Organisations need to think differently about recruiting talent. While technical skills are still needed and are easily verifiable, future talent needs a range of softer skills associated with developing and maintaining high-performing teams. These skills – which include team coaching, servant leadership, facilitation, conflict resolution, negotiation and problem solving – are much harder to verify.

Experiential interviewing models such as STAR (situation, task, action, results), CAR (context, actions, results) and CARF (context, actions, results, feelings) can give a multi-faceted view of prospective candidates.

The questions and tests used in experiential interviews provide a better way to assess a candidate’s skills and personality. The goal is to encourage candour and give the candidate opportunities to demonstrate how they would really perform on the job.

Bring learning and development up to speed

Many organisations fail to execute any proper formal learning and development programme, let alone deliver a learning system that feels fit for now. This has serious implications for talent acquisition and retention because the new kind of talent organisations need to attract, plus the existing talent they want to keep, will increasingly place personal development as a priority criteria in their career.

In addition to acquisition and retention, other factors are combining to influence how organisations view learning and development:

  • The promotion and adoption of a growth mindset
  • A focus, both individually and organisationally, on continuous learning
  • Changes to our understanding of how adults learn

The future is self-directed, self-paced learning using a Learning Management System that incorporates aspects of Artificial Intelligence and is configured to look and behave more like Netflix than Wikipedia.

So what?

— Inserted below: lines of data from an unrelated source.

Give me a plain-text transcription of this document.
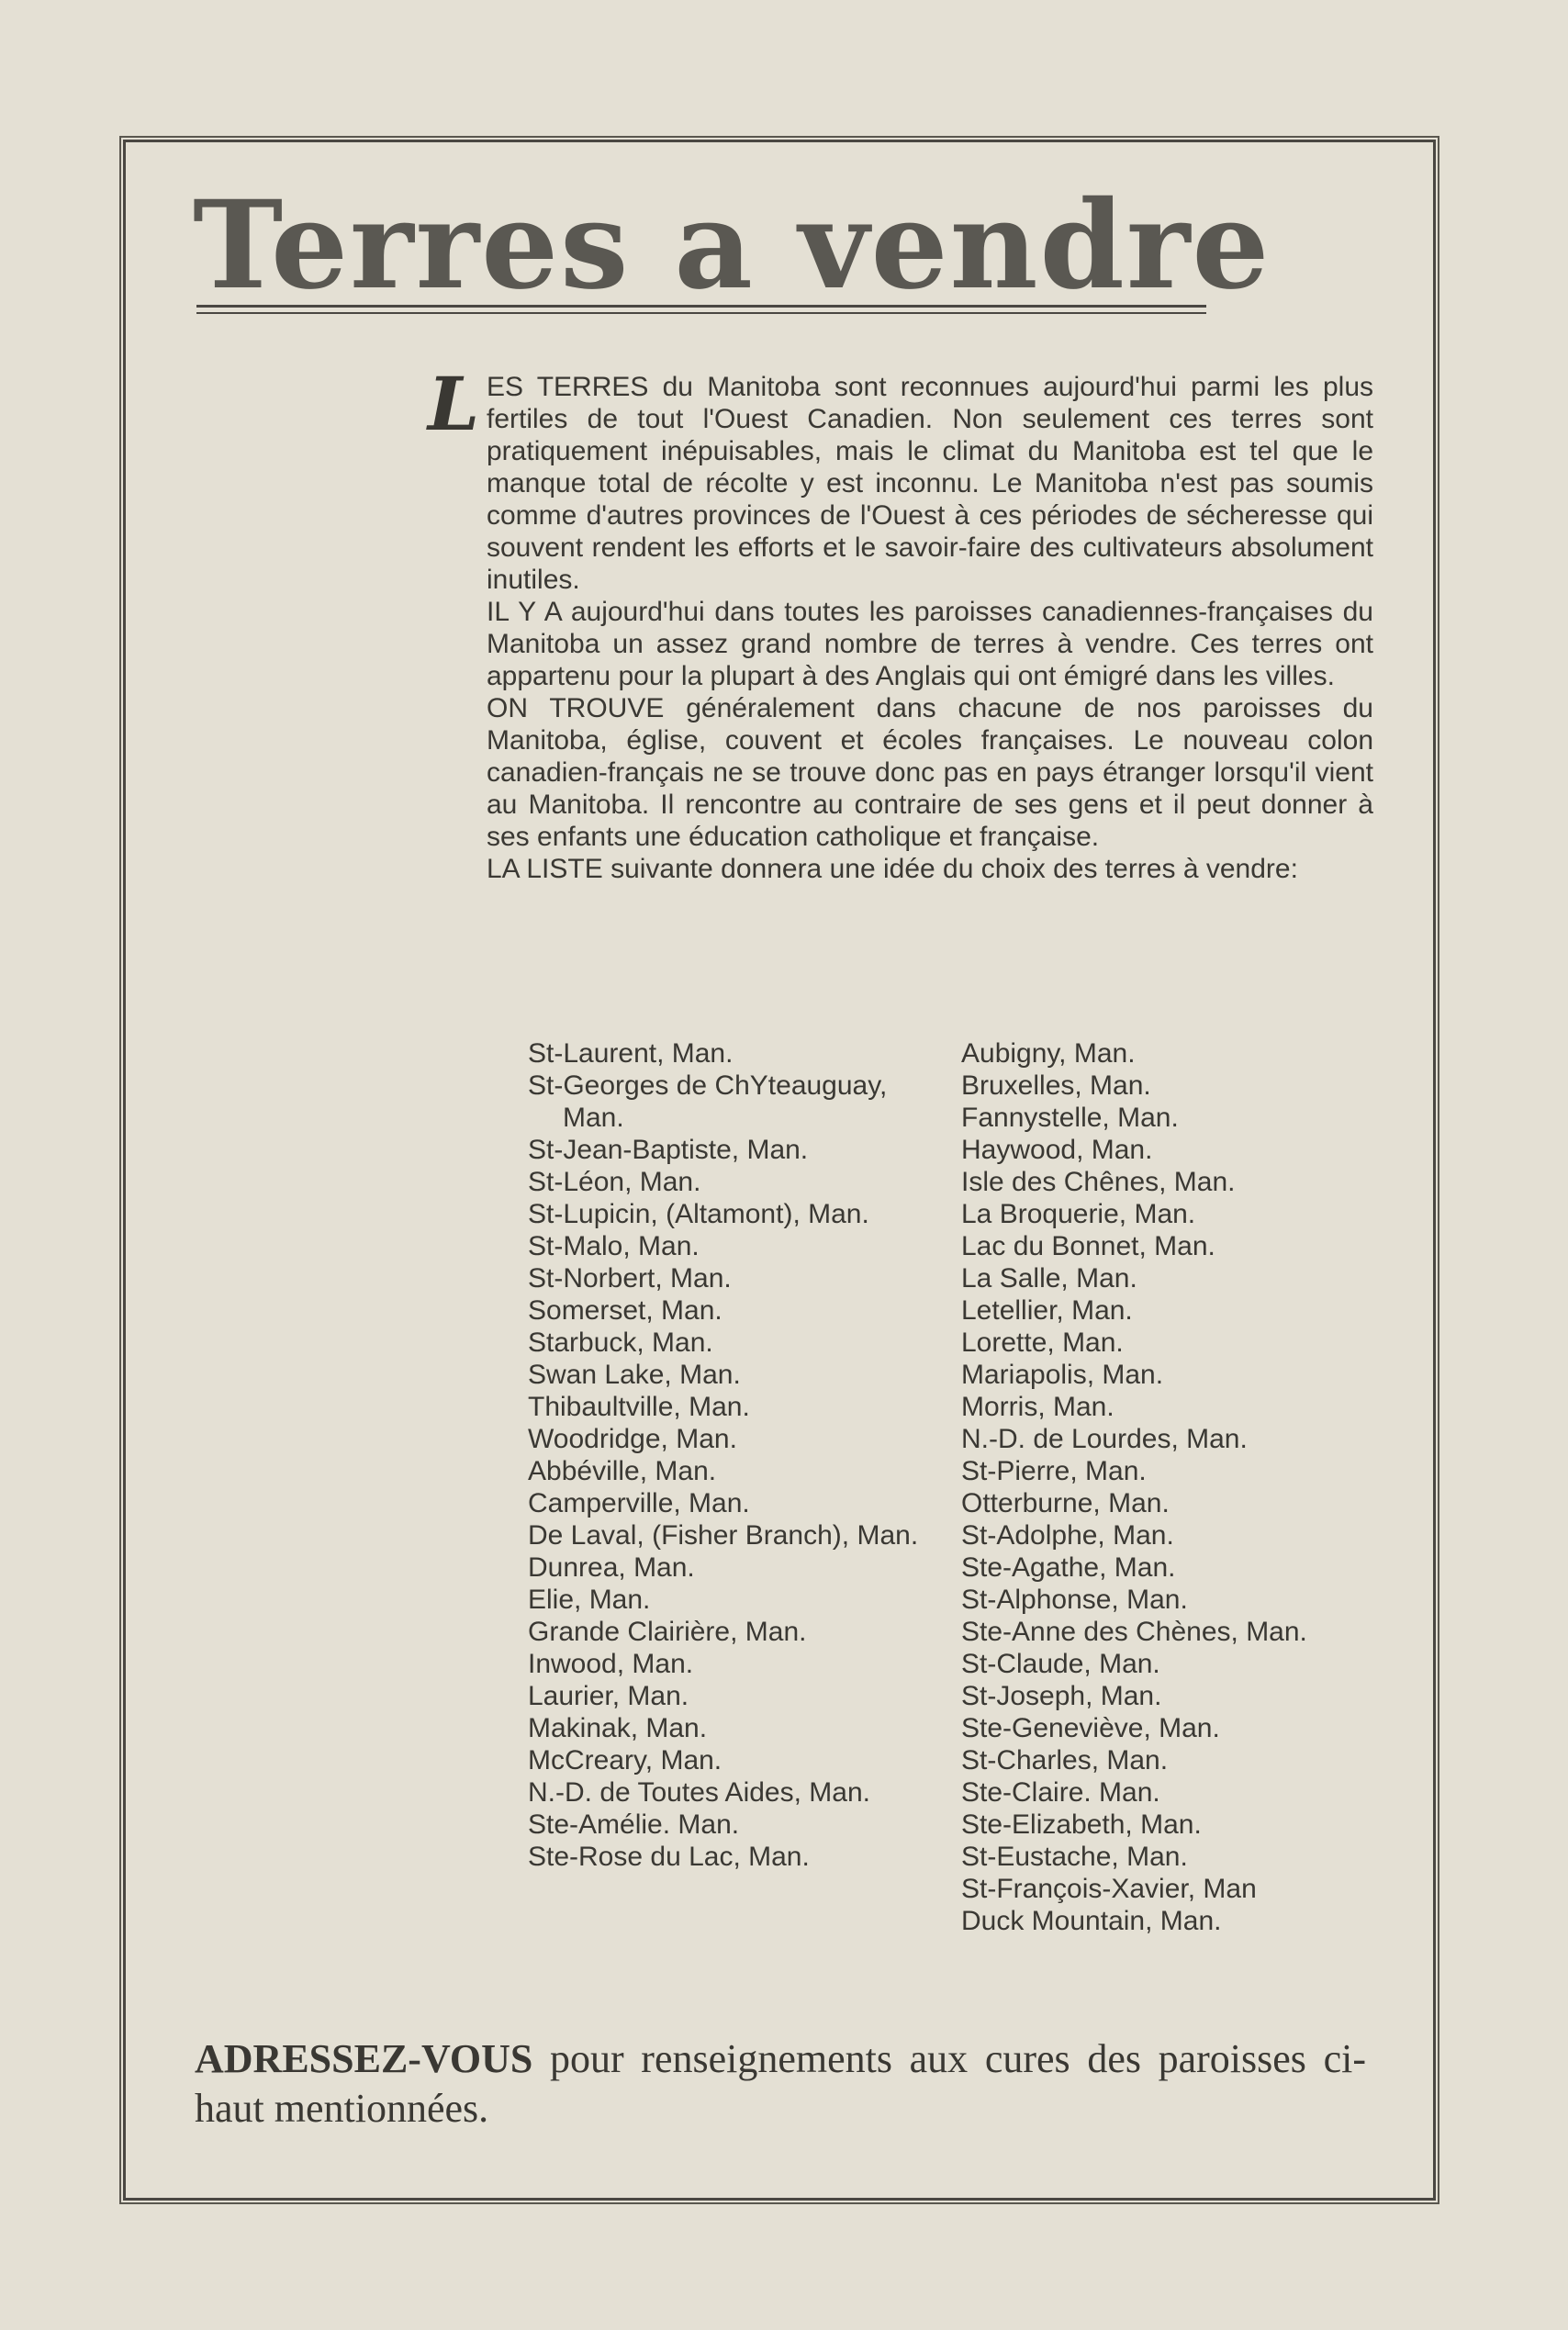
Terres a vendre
L ES TERRES du Manitoba sont reconnues aujourd'hui parmi les plus fertiles de tout l'Ouest Canadien. Non seulement ces terres sont pratiquement inépuisables, mais le climat du Manitoba est tel que le manque total de récolte y est inconnu. Le Manitoba n'est pas soumis comme d'autres provinces de l'Ouest à ces périodes de sécheresse qui souvent rendent les efforts et le savoir-faire des cultivateurs absolument inutiles.

IL Y A aujourd'hui dans toutes les paroisses canadiennes-françaises du Manitoba un assez grand nombre de terres à vendre. Ces terres ont appartenu pour la plupart à des Anglais qui ont émigré dans les villes.

ON TROUVE généralement dans chacune de nos paroisses du Manitoba, église, couvent et écoles françaises. Le nouveau colon canadien-français ne se trouve donc pas en pays étranger lorsqu'il vient au Manitoba. Il rencontre au contraire de ses gens et il peut donner à ses enfants une éducation catholique et française.

LA LISTE suivante donnera une idée du choix des terres à vendre:

St-Laurent, Man.
St-Georges de ChYteauguay, Man.
St-Jean-Baptiste, Man.
St-Léon, Man.
St-Lupicin, (Altamont), Man.
St-Malo, Man.
St-Norbert, Man.
Somerset, Man.
Starbuck, Man.
Swan Lake, Man.
Thibaultville, Man.
Woodridge, Man.
Abbéville, Man.
Camperville, Man.
De Laval, (Fisher Branch), Man.
Dunrea, Man.
Elie, Man.
Grande Clairière, Man.
Inwood, Man.
Laurier, Man.
Makinak, Man.
McCreary, Man.
N.-D. de Toutes Aides, Man.
Ste-Amélie. Man.
Ste-Rose du Lac, Man.
Aubigny, Man.
Bruxelles, Man.
Fannystelle, Man.
Haywood, Man.
Isle des Chênes, Man.
La Broquerie, Man.
Lac du Bonnet, Man.
La Salle, Man.
Letellier, Man.
Lorette, Man.
Mariapolis, Man.
Morris, Man.
N.-D. de Lourdes, Man.
St-Pierre, Man.
Otterburne, Man.
St-Adolphe, Man.
Ste-Agathe, Man.
St-Alphonse, Man.
Ste-Anne des Chènes, Man.
St-Claude, Man.
St-Joseph, Man.
Ste-Geneviève, Man.
St-Charles, Man.
Ste-Claire. Man.
Ste-Elizabeth, Man.
St-Eustache, Man.
St-François-Xavier, Man
Duck Mountain, Man.

ADRESSEZ-VOUS pour renseignements aux cures des paroisses ci-haut mentionnées.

Now what?

Organisations wanting to successfully implement Business Agility will struggle if the supporting HR policies, processes and practices have not been modified and are not in place. Logically, this means that HR needs to lead the change by embracing new ways of working first.

Ultimately, every aspect of an employee’s journey with an organisation will be affected, from recruitment to onboarding, induction, remuneration, appraisal, feedback, career progression, personal development, rewards, bonuses and finally, exiting the organisation. Done successfully, HR becomes an enabler of Business Agility. The alternative is that HR becomes a handbrake, slowing down the change and potentially derailing it entirely.